Poor transparency goes hand in hand with a communication problem. After the death of Keith Scott brought thousands of Charlotteans out on to the streets, the mayor announced that a protester had been shot dead. On Thursday morning he was suddenly alive. By Thursday evening he was dead “again”. When asked whether the gun allegedly recovered from the ground near Keith Scott’s body was loaded, the lead spokesperson for Charlotte police answered: “we don’t know.”

How could the police not know such a thing? Given what many of the people I spoke to experience every day, it’s not unreasonable to presume they do know and simply don’t wish to share that information.

The cycle continues

Faced by angry protests about another black death after police contact, the authorities in Charlotte fell back on the same response we’ve seen time and again: declare a state of emergency, deploy the national guard, fire tear gas and rubber bullets at demonstrators.

This meshes with a couple of themes that have persistently surfaced in my interviews. Firstly, the police do not routinely use de-escalation to establish order. Instead, they use force – a perverse method, given that it was the use of force that provoked disorder in the first place.

Secondly, the police effectively operate as a paramilitary force. Police theoretically have a range of options when faced with confrontations, starting from communication, then running through containment, the use of pepper spray, batons and/or tasers all the way up to using guns. And yet the use of force, including lethal force, is often their first choice – which leaves them with nothing up their sleeve.

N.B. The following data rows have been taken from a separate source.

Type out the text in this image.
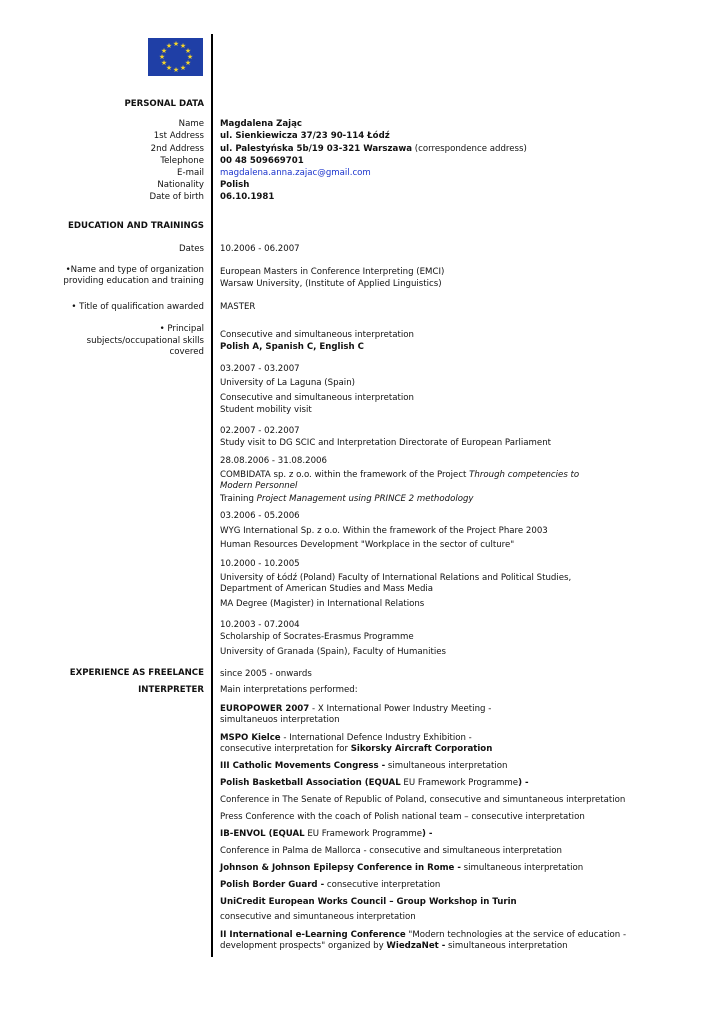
★ ★
★
★
★
★
★
★
★
★
★
★
PERSONAL DATA
Name
1st Address
2nd Address
Telephone
E-mail
Nationality
Date of birth
Magdalena Zając
ul. Sienkiewicza 37/23 90-114 Łódź
ul. Palestyńska 5b/19 03-321 Warszawa (correspondence address)
00 48 509669701
magdalena.anna.zajac@gmail.com
Polish
06.10.1981
EDUCATION AND TRAININGS
Dates
•Name and type of organization
providing education and training
• Title of qualification awarded
• Principal
subjects/occupational skills
covered
10.2006 - 06.2007
European Masters in Conference Interpreting (EMCI)
Warsaw University, (Institute of Applied Linguistics)
MASTER
Consecutive and simultaneous interpretation
Polish A, Spanish C, English C
03.2007 - 03.2007
University of La Laguna (Spain)
Consecutive and simultaneous interpretation
Student mobility visit
02.2007 - 02.2007
Study visit to DG SCIC and Interpretation Directorate of European Parliament
28.08.2006 - 31.08.2006
COMBIDATA sp. z o.o. within the framework of the Project Through competencies to
Modern Personnel
Training Project Management using PRINCE 2 methodology
03.2006 - 05.2006
WYG International Sp. z o.o. Within the framework of the Project Phare 2003
Human Resources Development "Workplace in the sector of culture"
10.2000 - 10.2005
University of Łódź (Poland) Faculty of International Relations and Political Studies,
Department of American Studies and Mass Media
MA Degree (Magister) in International Relations
10.2003 - 07.2004
Scholarship of Socrates-Erasmus Programme
University of Granada (Spain), Faculty of Humanities
EXPERIENCE AS FREELANCE
INTERPRETER
since 2005 - onwards
Main interpretations performed:
EUROPOWER 2007 - X International Power Industry Meeting -
simultaneuos interpretation
MSPO Kielce - International Defence Industry Exhibition -
consecutive interpretation for Sikorsky Aircraft Corporation
III Catholic Movements Congress - simultaneous interpretation
Polish Basketball Association (EQUAL EU Framework Programme) -
Conference in The Senate of Republic of Poland, consecutive and simuntaneous interpretation
Press Conference with the coach of Polish national team – consecutive interpretation
IB-ENVOL (EQUAL EU Framework Programme) -
Conference in Palma de Mallorca - consecutive and simultaneous interpretation
Johnson & Johnson Epilepsy Conference in Rome - simultaneous interpretation
Polish Border Guard - consecutive interpretation
UniCredit European Works Council – Group Workshop in Turin
consecutive and simuntaneous interpretation
II International e-Learning Conference "Modern technologies at the service of education -
development prospects" organized by WiedzaNet - simultaneous interpretation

Guns should be weapons of last resort, but they are too often used as the primary tools of law enforcement. It’s not in the least surprising that there is public outrage about these shootings given the frequency with which they occur and the racial dimension involved.

In the end, violence begets violence, and it’s hard to foresee when the cycle might be broken. These deaths are reported as “tragedies”, but the real tragedy is that society still fails to grapple with the conduct of police, the way they use their guns – and the effects of racism.